«Vino con sabor a Celentano»
UN DÍA EN EL QUE DAN GANAS DE QUEDARSE
Alguien empieza a dar palmas. ¡Olé! Suena la guitarra. Los músicos hacen vibrar el flamenco. La sangría brilla en las copas, mientras a tu alrededor la gente baila, canta y ríe.
Y, de pronto, sucede algo especial…
Ya no eres un simple invitado. Formas parte de una antigua tradición, del nacimiento del nuevo vino y de una historia que permanecerá contigo durante mucho tiempo.

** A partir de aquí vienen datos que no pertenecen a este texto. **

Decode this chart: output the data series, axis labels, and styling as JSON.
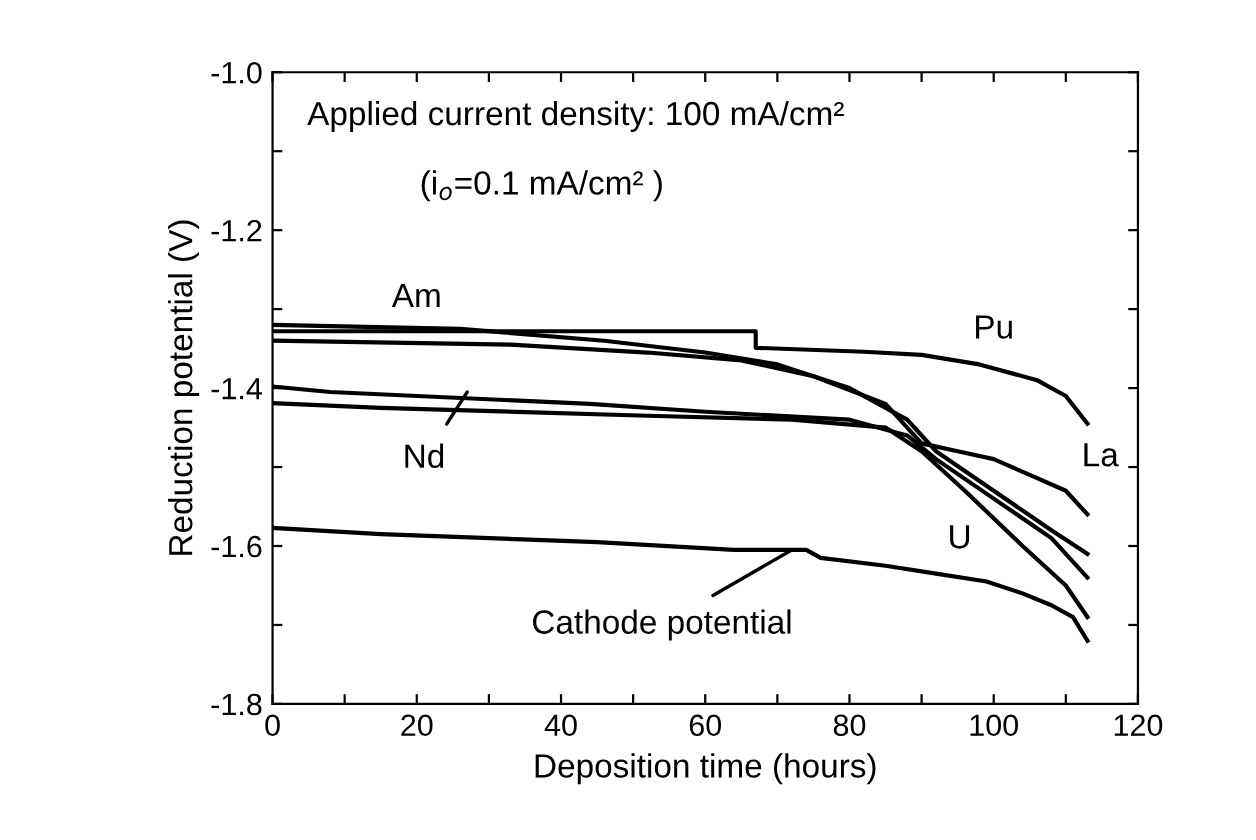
{
  "chart_data": {
    "type": "line",
    "xlabel": "Deposition time (hours)",
    "ylabel": "Reduction potential (V)",
    "xlim": [
      0,
      120
    ],
    "ylim": [
      -1.8,
      -1.0
    ],
    "xticks": [
      0,
      {
        "value": 10,
        "label": null
      },
      20,
      {
        "value": 30,
        "label": null
      },
      40,
      {
        "value": 50,
        "label": null
      },
      60,
      {
        "value": 70,
        "label": null
      },
      80,
      {
        "value": 90,
        "label": null
      },
      100,
      {
        "value": 110,
        "label": null
      },
      120
    ],
    "yticks": [
      -1.8,
      {
        "value": -1.7,
        "label": null
      },
      -1.6,
      {
        "value": -1.5,
        "label": null
      },
      -1.4,
      {
        "value": -1.3,
        "label": null
      },
      -1.2,
      {
        "value": -1.1,
        "label": null
      },
      {
        "value": -1.0,
        "label": "-1.0"
      }
    ],
    "grid": false,
    "legend": false,
    "marker": "none",
    "line_style": "solid",
    "series": [
      {
        "color": "#000000",
        "x": [
          0,
          67,
          67,
          82,
          90,
          98,
          106,
          110,
          113
        ],
        "values": [
          -1.328,
          -1.328,
          -1.349,
          -1.354,
          -1.358,
          -1.37,
          -1.39,
          -1.41,
          -1.445
        ]
      },
      {
        "color": "#000000",
        "x": [
          0,
          26,
          46,
          60,
          70,
          80,
          88,
          92,
          100,
          108,
          113
        ],
        "values": [
          -1.32,
          -1.325,
          -1.34,
          -1.355,
          -1.37,
          -1.4,
          -1.44,
          -1.48,
          -1.53,
          -1.58,
          -1.61
        ]
      },
      {
        "color": "#000000",
        "x": [
          0,
          33,
          52,
          65,
          75,
          85,
          90,
          95,
          100,
          105,
          110,
          113
        ],
        "values": [
          -1.34,
          -1.345,
          -1.355,
          -1.365,
          -1.385,
          -1.42,
          -1.47,
          -1.48,
          -1.49,
          -1.51,
          -1.53,
          -1.56
        ]
      },
      {
        "color": "#000000",
        "x": [
          0,
          8,
          44,
          60,
          80,
          88,
          92,
          100,
          108,
          113
        ],
        "values": [
          -1.398,
          -1.405,
          -1.42,
          -1.43,
          -1.44,
          -1.46,
          -1.49,
          -1.54,
          -1.59,
          -1.64
        ]
      },
      {
        "color": "#000000",
        "x": [
          0,
          15,
          52,
          72,
          85,
          90,
          96,
          104,
          110,
          113
        ],
        "values": [
          -1.419,
          -1.425,
          -1.435,
          -1.44,
          -1.45,
          -1.48,
          -1.53,
          -1.6,
          -1.65,
          -1.69
        ]
      },
      {
        "color": "#000000",
        "x": [
          0,
          15,
          45,
          64,
          74,
          76,
          85,
          92,
          99,
          104,
          108,
          111,
          113
        ],
        "values": [
          -1.577,
          -1.585,
          -1.595,
          -1.605,
          -1.605,
          -1.615,
          -1.625,
          -1.635,
          -1.645,
          -1.66,
          -1.675,
          -1.69,
          -1.72
        ]
      }
    ],
    "annotations": [
      "Applied current density: 100 mA/cm²",
      "(i$_{o}$=0.1 mA/cm² )",
      {
        "text": "Am",
        "x": 20,
        "y": -1.32
      },
      {
        "text": "Pu",
        "x": 100,
        "y": -1.36
      },
      "La",
      "U",
      {
        "text": "Nd",
        "x": 27,
        "y": -1.405
      },
      {
        "text": "Cathode potential",
        "x": 72,
        "y": -1.605
      }
    ]
  }
}
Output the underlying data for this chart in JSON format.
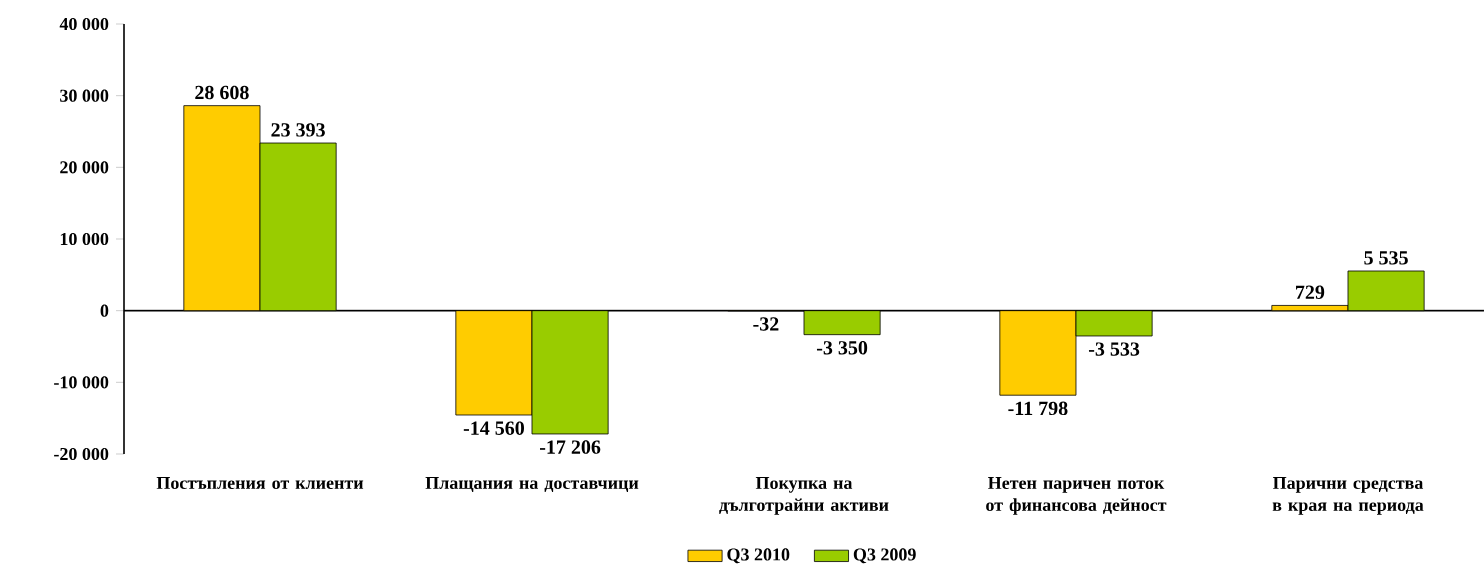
{
  "chart_data": {
    "type": "bar",
    "categories": [
      "Постъпления от клиенти",
      "Плащания на доставчици",
      "Покупка на дълготрайни активи",
      "Нетен паричен поток от финансова дейност",
      "Парични средства в края на периода"
    ],
    "series": [
      {
        "name": "Q3 2010",
        "color": "#ffcc00",
        "values": [
          28608,
          -14560,
          -32,
          -11798,
          729
        ],
        "value_labels": [
          "28 608",
          "-14 560",
          "-32",
          "-11 798",
          "729"
        ]
      },
      {
        "name": "Q3 2009",
        "color": "#99cc00",
        "values": [
          23393,
          -17206,
          -3350,
          -3533,
          5535
        ],
        "value_labels": [
          "23 393",
          "-17 206",
          "-3 350",
          "-3 533",
          "5 535"
        ]
      }
    ],
    "ylim": [
      -20000,
      40000
    ],
    "yticks": [
      {
        "value": -20000,
        "label": "-20 000"
      },
      {
        "value": -10000,
        "label": "-10 000"
      },
      0,
      {
        "value": 10000,
        "label": "10 000"
      },
      {
        "value": 20000,
        "label": "20 000"
      },
      {
        "value": 30000,
        "label": "30 000"
      },
      {
        "value": 40000,
        "label": "40 000"
      }
    ],
    "legend": "bottom"
  }
}
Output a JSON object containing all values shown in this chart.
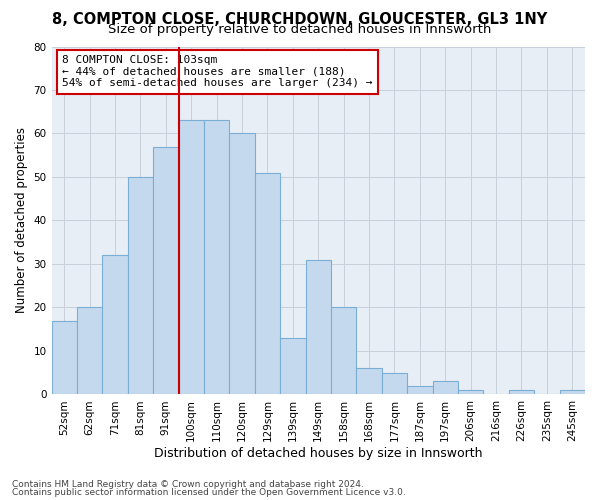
{
  "title1": "8, COMPTON CLOSE, CHURCHDOWN, GLOUCESTER, GL3 1NY",
  "title2": "Size of property relative to detached houses in Innsworth",
  "xlabel": "Distribution of detached houses by size in Innsworth",
  "ylabel": "Number of detached properties",
  "categories": [
    "52sqm",
    "62sqm",
    "71sqm",
    "81sqm",
    "91sqm",
    "100sqm",
    "110sqm",
    "120sqm",
    "129sqm",
    "139sqm",
    "149sqm",
    "158sqm",
    "168sqm",
    "177sqm",
    "187sqm",
    "197sqm",
    "206sqm",
    "216sqm",
    "226sqm",
    "235sqm",
    "245sqm"
  ],
  "heights": [
    17,
    20,
    32,
    50,
    57,
    63,
    63,
    60,
    51,
    13,
    31,
    20,
    6,
    5,
    2,
    3,
    1,
    0,
    1,
    0,
    1
  ],
  "bar_color": "#c5d9ee",
  "bar_edge_color": "#7aaed4",
  "vline_color": "#cc0000",
  "vline_index": 5,
  "annotation_text": "8 COMPTON CLOSE: 103sqm\n← 44% of detached houses are smaller (188)\n54% of semi-detached houses are larger (234) →",
  "ylim": [
    0,
    80
  ],
  "yticks": [
    0,
    10,
    20,
    30,
    40,
    50,
    60,
    70,
    80
  ],
  "grid_color": "#c8d0dc",
  "bg_color": "#e8eef5",
  "footnote1": "Contains HM Land Registry data © Crown copyright and database right 2024.",
  "footnote2": "Contains public sector information licensed under the Open Government Licence v3.0.",
  "title1_fontsize": 10.5,
  "title2_fontsize": 9.5,
  "xlabel_fontsize": 9,
  "ylabel_fontsize": 8.5,
  "tick_fontsize": 7.5,
  "annot_fontsize": 8,
  "footnote_fontsize": 6.5
}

Nos espera una auténtica fiesta de la vendimia en una antigua casa-museo familiar, con el encanto de una villa italiana.
Música en vivo. Flamenco. Baile. Sangría sin límite. Y una anfitriona extraordinaria, a quien tendré el placer de presentaros personalmente.
Después, disfrutaremos de una larga cena festiva, llena de conversaciones, música, risas y esa maravillosa sensación de que el tiempo deja de tener prisa.
El tiempo parece detenerse.
Los pies descalzos se hunden en el frescor del viñedo. Las uvas maduras estallan bajo tus pies, el dulce jugo salpica a tu alrededor mientras te sujetas de las gruesas cuerdas y ríes, olvidándote de todo.